Venezuela no tendrá presidente legal a partir del 10 de enero

PANAMPOST
Es urgente que el Parlamento asuma su responsabilidad y designe una alternativa que quiebre el disminuido deber de obediencia que aún posee Maduro y, de esa manera, pueda tutelar la verdadera transición hacia la libertad en Venezuela
El 10 de enero vence el mandato legal de Nicolás Maduro en Venezuela.

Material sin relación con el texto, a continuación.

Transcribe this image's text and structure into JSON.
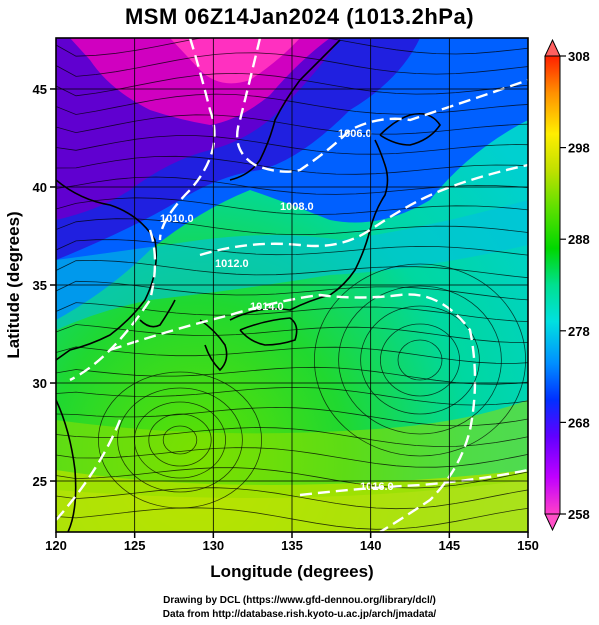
{
  "title": "MSM 06Z14Jan2024 (1013.2hPa)",
  "x_axis": {
    "label": "Longitude (degrees)",
    "ticks": [
      "120",
      "125",
      "130",
      "135",
      "140",
      "145",
      "150"
    ],
    "range": [
      120,
      150
    ]
  },
  "y_axis": {
    "label": "Latitude  (degrees)",
    "ticks": [
      "25",
      "30",
      "35",
      "40",
      "45"
    ],
    "range": [
      22.4,
      47.6
    ]
  },
  "colorbar": {
    "ticks": [
      "258",
      "268",
      "278",
      "288",
      "298",
      "308"
    ],
    "range": [
      258,
      308
    ],
    "colors": [
      "#ff40c8",
      "#c000ff",
      "#6000ff",
      "#0030ff",
      "#0090ff",
      "#00e0e0",
      "#00e090",
      "#00d800",
      "#60e000",
      "#c0e000",
      "#ffee00",
      "#ff9000",
      "#ff2000"
    ]
  },
  "contours": {
    "labels": [
      "1006.0",
      "1008.0",
      "1010.0",
      "1012.0",
      "1014.0",
      "1016.0"
    ]
  },
  "credits": {
    "line1": "Drawing by DCL (https://www.gfd-dennou.org/library/dcl/)",
    "line2": "Data from http://database.rish.kyoto-u.ac.jp/arch/jmadata/"
  }
}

El dictador fue electo a través de elecciones fraudulentas, plagadas de vicios, en 2013. El Consejo Nacional Electoral chavista reportó finalmente que Maduro obtuvo un mayor número de votos, incluso que el propio Hugo Chávez en sus últimas elecciones.
Ese mandato electoral fue, inesperadamente, reconocido por el entonces líder de la oposición y candidato presidencial, Henrique Capriles Radonski, lo que obligó a la comunidad internacional a reconocer, a su vez, la legalidad del «triunfo» de Maduro, aún frente a las evidencias fehacientes de un fraude.
Este año, 2018, Maduro organizó un nuevo proceso electoral, esta vez boicoteado por la oposición luego de que el régimen chavista inhabilitara y encarcelara a las principales figuras de la disidencia que podrían fácilmente ganarle en unos comicios libres.
Ese proceso electoral ha sido desconocido por la comunidad internacional. Más de 50 países han expresado formalmente el desconocimiento a la supuesta reelección de Nicolás Maduro. Y, además, han expresado que no lo reconocerán como legítimo presidente de Venezuela a partir del 10 de enero de 2019.
Hoy, honorables venezolanos —incluyendo a la líder de la oposición, María Corina Machado; personas defensoras de la legitimidad democrática a nivel internacional, como el diplomático y expresidente del Consejo de Seguridad de la ONU, Diego Arria; el abogado y ex juez de la Corte Interamericana de Derechos Humanos, Asdrúbal Aguiar; el abogado y visiting fellow en Harvard, José I. Hernández; el dirigente y reconocido alcalde de Caracas, Antonio Ledezma; y el secretario general de la OEA, el intachable Luis Almagro—, han alzado su voz para exigir que la Asamblea Nacional de Venezuela, electa en los últimos comicios libres, llene el vacío del ejecutivo que, por la ausencia de legitimidad, ha dejado el dictador Nicolás Maduro.
Maduro ha intentado por todos los medios clausurar la Asamblea Nacional. Para esos efectos se inventó la espuria Asamblea Nacional Constituyente, repleta de los más sumisos acólitos del régimen. Hasta ahora no lo ha logrado. Es hora de que la Asamblea no solo defienda la legalidad, sino defienda su propia existencia, por ser el último vestigio republicano en Venezuela.
Se trata, precisamente, de que el Parlamento, la principal institución democrática remanente —aún denostada, menguada y minada desde adentro, por algunos de sus mismos diputados— se subordine al proceso que corresponde y designe a un presidente —o Gobierno de transición, junta de Gobierno o la entidad que más convenga— para edificarse como alternativa legítima, sensata y urgente, al régimen tiránico de Maduro.
Ello alzaría una nueva plataforma, inédita, que se vuelva óbice para la necesidad del régimen chavista de obtener alguna legitimidad internacional, sobre todo luego del 10 de enero, fecha en la que se pretende juramentar Maduro como presidente.